Retraites : commerces, tourisme… Trois chiffres sur l’impact économique de la mobilisation sociale
Déjà confrontés à l’inflation, plusieurs secteurs subissent désormais les effets de la mobilisation sociale contre la réforme des retraites, après 10 journées de grèves et de manifestations depuis le 19 janvier. Des conséquences lourdes dans l’immédiat pour les secteurs concernés, mais qui ne mettent pas en danger l’économie globale du pays.
Dans le commerce, 19 % de chiffres d’affaires en moins par journée de grève
Les manifestations commencent à peser concrètement sur les commerces. Selon l’Alliance du commerce, la dernière journée de mobilisation du jeudi 23 mars a fait chuter de 19 % le chiffre d’affaires quotidien des commerçants sur la France entière. Plus en détails, ces derniers ont perdu 20 % à Paris, et pire encore dans d’autres villes : -60 % à Rennes, -30 % à Bordeaux, -29 % à Toulouse.

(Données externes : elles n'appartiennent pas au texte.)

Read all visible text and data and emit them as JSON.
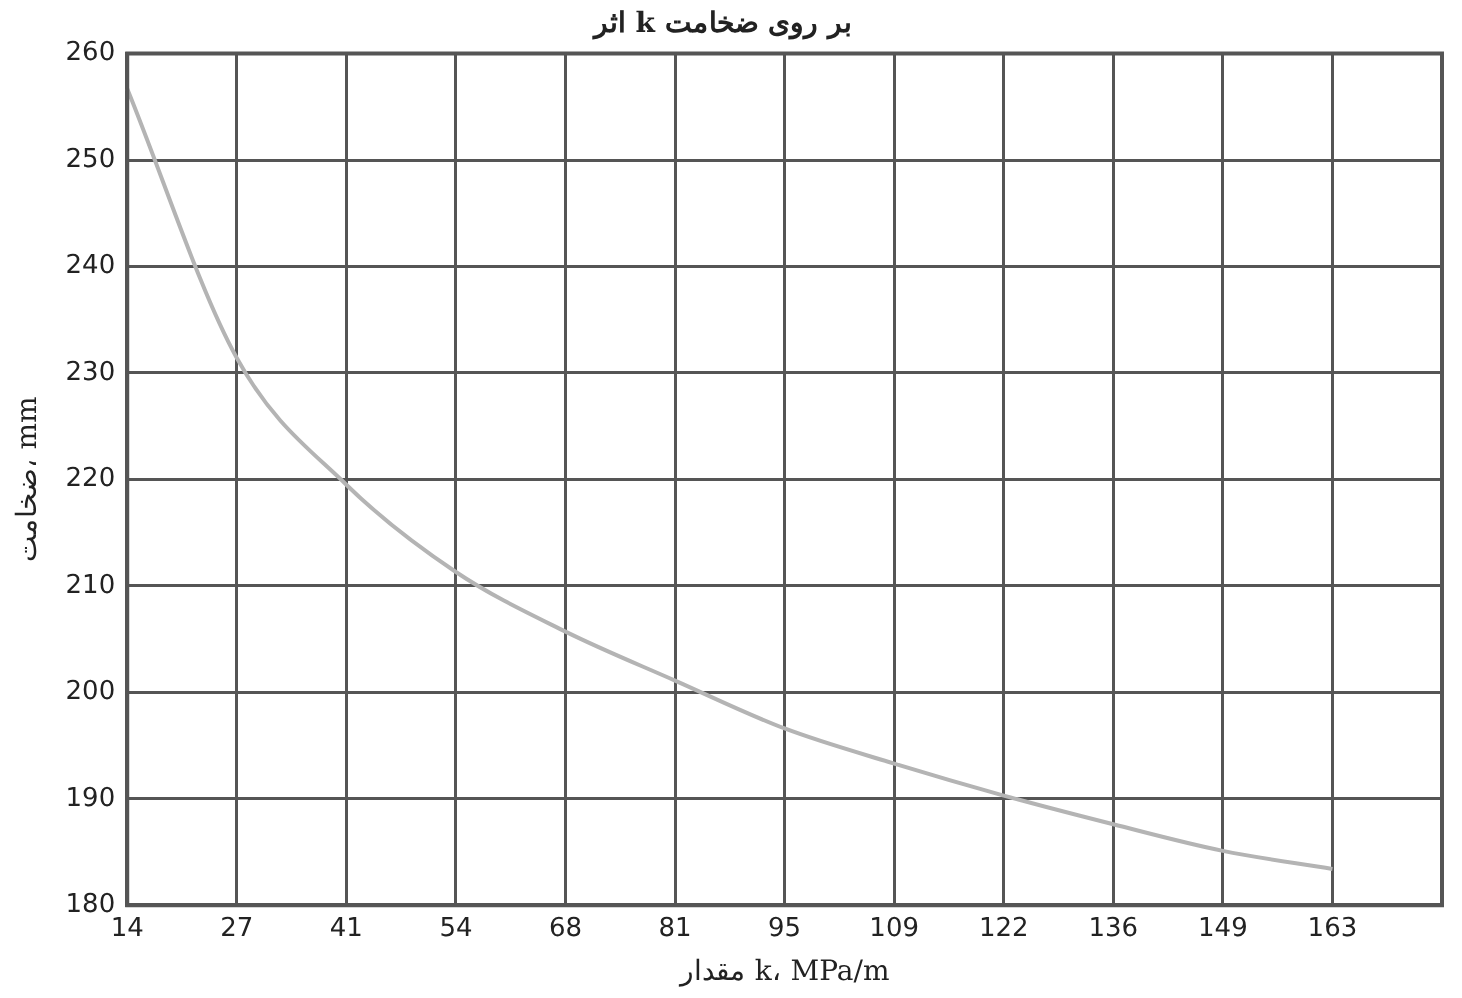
{
  "chart_data": {
    "type": "line",
    "title": "اثر k بر روی ضخامت",
    "xlabel": "مقدار k، MPa/m",
    "ylabel": "ضخامت، mm",
    "categories": [
      "14",
      "27",
      "41",
      "54",
      "68",
      "81",
      "95",
      "109",
      "122",
      "136",
      "149",
      "163",
      null
    ],
    "series": [
      {
        "color": "#b4b4b4",
        "values": [
          256.7,
          231.4,
          219.5,
          211.3,
          205.7,
          201.1,
          196.6,
          193.3,
          190.3,
          187.6,
          185.1,
          183.4,
          null
        ]
      }
    ],
    "ylim": [
      180,
      260
    ],
    "yticks": [
      180,
      190,
      200,
      210,
      220,
      230,
      240,
      250,
      260
    ],
    "grid": true,
    "legend": false,
    "marker": "none",
    "line_style": "solid"
  }
}
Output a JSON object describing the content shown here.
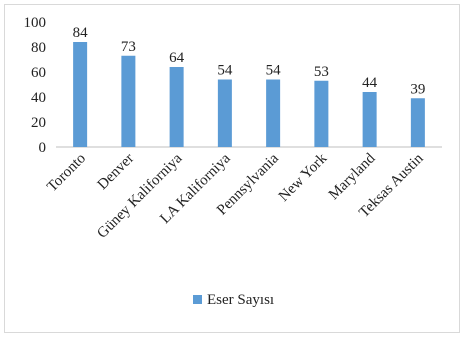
{
  "chart_data": {
    "type": "bar",
    "title": "",
    "xlabel": "",
    "ylabel": "",
    "categories": [
      "Toronto",
      "Denver",
      "Güney Kaliforniya",
      "LA Kaliforniya",
      "Pennsylvania",
      "New York",
      "Maryland",
      "Teksas Austin"
    ],
    "series": [
      {
        "name": "Eser Sayısı",
        "values": [
          84,
          73,
          64,
          54,
          54,
          53,
          44,
          39
        ],
        "color": "#5b9bd5"
      }
    ],
    "ylim": [
      0,
      100
    ],
    "yticks": [
      0,
      20,
      40,
      60,
      80,
      100
    ],
    "grid": false,
    "legend": "bottom",
    "data_labels": true
  }
}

Les Chambres des commerces et d’Industrie (CCI France) ont déploré vendredi 24 mars l’impact économique des manifestations "violentes" et des "blocages" sur l’activité des commerces. Elles estiment aussi qu'"après la crise sanitaire et dans une période marquée par l’inflation et les difficultés d’approvisionnements, nos commerçants ne peuvent pas se permettre de baisser le rideau", rappelant qu’en France, le commerce de proximité représente 634 000 entreprises pour 3,5 millions d’emplois.
Entre 8 et 23 % de manque à gagner dans l’hôtellerie-restauration
C’est la ministre déléguée chargée du Tourisme qui tire la sonnette d’alarme. Lundi 27 mars, Olivia Grégoire s’est dite "inquiète" de l’impact du mouvement social sur la filière du tourisme français. À raison. Les professionnels de l’hôtellerie-restauration ont déjà averti récemment de leur inquiétude de subir "très directement le contrecoup" des manifestations sur leur activité.
De nombreux établissements ont été contraints de fermer leurs portes lors des 10 journées de manifestations dans les grandes villes françaises. D’autres ont, selon le président de l’Umih Ile-de-France Franck Delvau, connu "des annulations de 20 à 50 %" durant ces journées.
Les hôtels parisiens ont annoncé une perte de chiffre d’affaires de 14 % en moyenne les jours de grève, contre 8 % en région, par rapport à une journée normale selon le cabinet MKG. Lors de la dernière journée de manifestation le jeudi 23 mars, ces manques à gagner ont atteint 28 % à Paris et 13 % en région. Selon MKG, l’impact est néanmoins relatif, puisque les chiffres d’affaires dans le secteur restent en hausse cette année comparée à 2019 et 2022.
Un milliard de pertes par jour de grève ?
Entre l’arrêt des raffineries, les blocages dans les transports et les grévistes du privé, les syndicats avaient promis de "mettre l’économie à genoux". Quel est finalement le coût des journées de grèves et de manifestations pour l’économie française ? Plusieurs économistes ont proposé des réponses dans les médias ces derniers mois. En janvier, l’économiste Marc Touati estimait sur le site de Capital que "le coût d’une grève forte représente environ 20 % d’activité en moins au niveau national". Avec un PIB français de 2 550 milliards d’euros en 2022, chaque jour ouvré représente un PIB d’environ 10 milliards d’euros. "Soit un coût d’environ 2 milliards d’euros" par jour de grève, conclut l’économiste.
Un chiffre que d’autres relativisent. Auprès de La Voix du Nord, le chef du département de la conjoncture de l’Insee Julien Pouget rappelait que l’impact de la grève dépend également grandement de la mobilisation dans les secteurs issus du privé par exemple, et des impacts indirects comme ceux subis par les commerces ou la restauration. Globalement "au niveau macroéconomique, l’effet est assez modeste", estimait-il début mars.
En 2019, le mouvement social contre la réforme des retraites, qui avait duré trois mois avec plusieurs jours de mobilisation nationale et des grèves reconductibles dans plusieurs secteurs - un record de 37 jours consécutifs avait alors été établi par la SNCF - avait représenté une baisse de "entre 0,1 et 0,2 %" du PIB trimestriel, rappelle l’économiste, soit environ un milliard d’euros. L’échelle était la même pour les précédents mouvements sociaux importants, "que ce soit en 1995, en 2007 ou en 2010" souligne l’économiste Sylvain Bersinger dans un entretien à L’Express, soulignant l’inutilité de mettre en parallèle le coût d’une journée de grève avec celui du déficit du régime des retraites. En comparaison, le Covid a provoqué une baisse de 8 % du PIB national sur l’ensemble de l’année en 2020.